Sorun da budur işte. Ve bu sayede o ana kadar ilgisiz kaldığımız içsel yaşam alanına nüfuz etmekteyiz. Ruh ile ilgili çağrışımcı görüşün yetersizliğinin de çok geçmeden farkına vardık. O sırada psikologların ve filozofların pek çoğunun paylaştığı bu görüş, bilinçli yaşamın yapay bir biçimde yeniden oluşturulması sonucunda ortaya çıkmıştı, Doğrudan, aracısız bir görüş arasına sıkıştırılmış batıl inançlar ve önyargılar olmaksızın insana ne verebilirdi ki? Uzun bir düşünceler ve analizler serisi, bu batıl inançları ve önyargıları birbiri ardı sıra bir kenara itmemizi, hiç eleştirmeksizin doğru olarak kabul ettiğimiz fikirlerin pek çoğunu terk etmemizi sağladı; ve nihayet biz de, ne birlik ne de çokluk olan, düşünce kategorilerimizin (çerçevelerimizin) hiçbirine dahil edemeyeceğimiz bir devamlılığı, tam anlamıyla saf, hilesiz bir içsel devamlılığı (süreyi) yeniden bulmuş olduğumuz inancına kapıldık. Pozitif bilimin bu süreye karşı ilgisiz kalmasından daha tabii ne olabilirdi ki, diye düşündük: Onun işlevi eyleme uygunluğu yüzünden zamanın etkilerini göz ardı edebileceğimiz bir dünya yaratmaktan ibaretti ne de olsa. Fakat Spencer’ın felsefesi, gerçeği, onun devingenliğinde, ilerlemesinde, içsel olgunlaşmasında takip etmek üzere oluşturulmuş bulunan evrim doktirini olan Spencer’ın felsefesi değişimin bizatihi kendisi demek olan şeye nasıl olup da gözlerini kapatabildi?
Bu soru, daha sonra bizi, yaşamın evrimi problemini, reel zamanı da göz önüne alarak yeniden ele almaya yöneltecek; bunun üzerine biz de Spencer “evrimciliğinin” neredeyse tamamen yeniden inşa edilmesinin gerektiğini keşfedecektik.
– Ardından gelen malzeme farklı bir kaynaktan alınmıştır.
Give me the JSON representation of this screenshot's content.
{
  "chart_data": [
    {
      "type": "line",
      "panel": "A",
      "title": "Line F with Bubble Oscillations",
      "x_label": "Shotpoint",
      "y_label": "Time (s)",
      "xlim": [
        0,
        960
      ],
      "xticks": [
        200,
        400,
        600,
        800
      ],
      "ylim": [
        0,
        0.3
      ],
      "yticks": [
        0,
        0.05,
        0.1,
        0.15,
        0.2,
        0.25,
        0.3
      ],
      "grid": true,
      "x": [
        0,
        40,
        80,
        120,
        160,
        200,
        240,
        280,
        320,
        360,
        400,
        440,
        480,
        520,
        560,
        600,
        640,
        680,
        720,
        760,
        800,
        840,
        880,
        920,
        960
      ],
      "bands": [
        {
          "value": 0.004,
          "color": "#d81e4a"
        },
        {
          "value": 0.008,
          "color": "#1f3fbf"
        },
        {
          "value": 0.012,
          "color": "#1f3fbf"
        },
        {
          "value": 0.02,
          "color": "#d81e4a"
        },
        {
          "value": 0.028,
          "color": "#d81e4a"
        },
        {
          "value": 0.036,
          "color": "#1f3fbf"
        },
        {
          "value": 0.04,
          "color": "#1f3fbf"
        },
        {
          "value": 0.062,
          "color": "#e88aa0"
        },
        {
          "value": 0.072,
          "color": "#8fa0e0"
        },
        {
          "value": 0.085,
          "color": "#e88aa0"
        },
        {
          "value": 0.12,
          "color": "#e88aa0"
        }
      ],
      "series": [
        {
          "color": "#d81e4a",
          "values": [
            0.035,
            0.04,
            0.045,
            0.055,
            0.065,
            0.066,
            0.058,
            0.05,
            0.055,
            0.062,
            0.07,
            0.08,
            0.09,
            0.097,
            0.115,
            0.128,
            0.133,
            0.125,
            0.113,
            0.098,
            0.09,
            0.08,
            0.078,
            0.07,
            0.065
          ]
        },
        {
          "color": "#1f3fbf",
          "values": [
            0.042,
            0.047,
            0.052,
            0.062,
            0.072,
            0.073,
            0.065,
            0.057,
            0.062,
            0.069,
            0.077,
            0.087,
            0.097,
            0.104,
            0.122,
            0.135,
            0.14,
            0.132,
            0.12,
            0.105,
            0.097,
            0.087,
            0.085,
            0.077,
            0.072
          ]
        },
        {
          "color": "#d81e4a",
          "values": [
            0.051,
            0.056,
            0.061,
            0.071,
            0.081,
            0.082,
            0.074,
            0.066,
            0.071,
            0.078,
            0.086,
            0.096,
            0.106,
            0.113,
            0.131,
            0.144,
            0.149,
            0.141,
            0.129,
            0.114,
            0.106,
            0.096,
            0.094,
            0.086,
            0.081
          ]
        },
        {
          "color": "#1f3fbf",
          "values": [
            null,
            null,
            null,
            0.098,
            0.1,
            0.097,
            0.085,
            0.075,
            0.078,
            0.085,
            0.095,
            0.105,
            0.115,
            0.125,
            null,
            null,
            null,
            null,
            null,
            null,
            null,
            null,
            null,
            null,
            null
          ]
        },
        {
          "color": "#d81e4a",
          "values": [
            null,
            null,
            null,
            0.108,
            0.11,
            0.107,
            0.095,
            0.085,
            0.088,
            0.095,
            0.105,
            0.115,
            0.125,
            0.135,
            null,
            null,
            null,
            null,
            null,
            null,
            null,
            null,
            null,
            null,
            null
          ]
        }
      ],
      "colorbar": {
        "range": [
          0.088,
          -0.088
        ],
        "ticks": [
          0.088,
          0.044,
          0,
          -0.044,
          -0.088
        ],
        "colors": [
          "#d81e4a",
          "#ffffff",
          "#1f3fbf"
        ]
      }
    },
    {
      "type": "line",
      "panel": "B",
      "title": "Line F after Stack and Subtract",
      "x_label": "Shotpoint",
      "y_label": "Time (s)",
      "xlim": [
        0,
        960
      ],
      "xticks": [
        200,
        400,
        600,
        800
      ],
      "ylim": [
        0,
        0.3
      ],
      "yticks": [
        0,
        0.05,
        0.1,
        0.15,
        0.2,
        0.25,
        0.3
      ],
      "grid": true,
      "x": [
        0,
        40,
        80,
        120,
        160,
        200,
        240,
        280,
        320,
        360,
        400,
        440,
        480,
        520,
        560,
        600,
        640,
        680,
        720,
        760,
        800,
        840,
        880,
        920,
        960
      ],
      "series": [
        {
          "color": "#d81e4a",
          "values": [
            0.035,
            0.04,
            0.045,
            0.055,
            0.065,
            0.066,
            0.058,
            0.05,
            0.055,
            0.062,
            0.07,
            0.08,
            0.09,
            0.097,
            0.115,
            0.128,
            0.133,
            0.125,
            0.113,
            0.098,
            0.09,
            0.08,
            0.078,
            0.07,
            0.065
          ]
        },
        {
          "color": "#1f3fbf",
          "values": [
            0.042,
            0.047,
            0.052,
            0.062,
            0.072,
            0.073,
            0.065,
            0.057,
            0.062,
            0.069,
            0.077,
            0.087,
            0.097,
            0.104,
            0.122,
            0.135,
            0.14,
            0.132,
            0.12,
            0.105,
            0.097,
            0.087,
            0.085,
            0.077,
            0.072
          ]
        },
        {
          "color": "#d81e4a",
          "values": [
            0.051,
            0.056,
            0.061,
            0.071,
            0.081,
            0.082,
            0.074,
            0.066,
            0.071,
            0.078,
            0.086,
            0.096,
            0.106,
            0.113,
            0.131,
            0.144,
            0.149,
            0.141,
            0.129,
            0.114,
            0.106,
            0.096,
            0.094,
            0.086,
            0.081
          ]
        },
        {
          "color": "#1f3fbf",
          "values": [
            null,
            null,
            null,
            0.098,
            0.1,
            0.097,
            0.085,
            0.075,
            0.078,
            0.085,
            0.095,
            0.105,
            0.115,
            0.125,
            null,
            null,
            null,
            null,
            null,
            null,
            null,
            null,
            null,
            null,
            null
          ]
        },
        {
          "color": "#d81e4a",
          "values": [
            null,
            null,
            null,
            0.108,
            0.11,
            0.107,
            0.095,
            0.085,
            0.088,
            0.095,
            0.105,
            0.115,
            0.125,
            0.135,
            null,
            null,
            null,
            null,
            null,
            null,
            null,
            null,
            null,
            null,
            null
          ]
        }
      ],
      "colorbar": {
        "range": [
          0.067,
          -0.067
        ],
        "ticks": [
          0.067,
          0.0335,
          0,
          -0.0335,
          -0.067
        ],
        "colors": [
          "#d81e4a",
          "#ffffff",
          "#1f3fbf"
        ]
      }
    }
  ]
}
O an sırada bizi en çok uğraştıran şey zaman imgesi olmuştu. Farklı sistemleri incelerken filozofların bu konu ile hemen hemen hiç ilgilenmemiş olmaları dikkatimizi çekti. Bütün bir felsefe tarihi boyunca zaman ve uzay aynı sıraya yerleştirilmişler ve aynı türe mensup şeyler olarak muamele görmüşlerdir. Bundan dolayı da sırasıyla uzayın incelenmesinden, tabiatının ve görevlerinin belirlenmesinden, ardından da elde edilen sonuçların zamana da uygulanmasından oluşan bir prosedür izlenmiştir. Zaman ve uzay teorileri böylelikle birbirlerinin muadili haline gelmişlerdir. Birinden diğerine geçmek için tek bir kelimede değişiklik yapılması yani “çakışma”nın yerini “ardışıklığın” alması yetecektir.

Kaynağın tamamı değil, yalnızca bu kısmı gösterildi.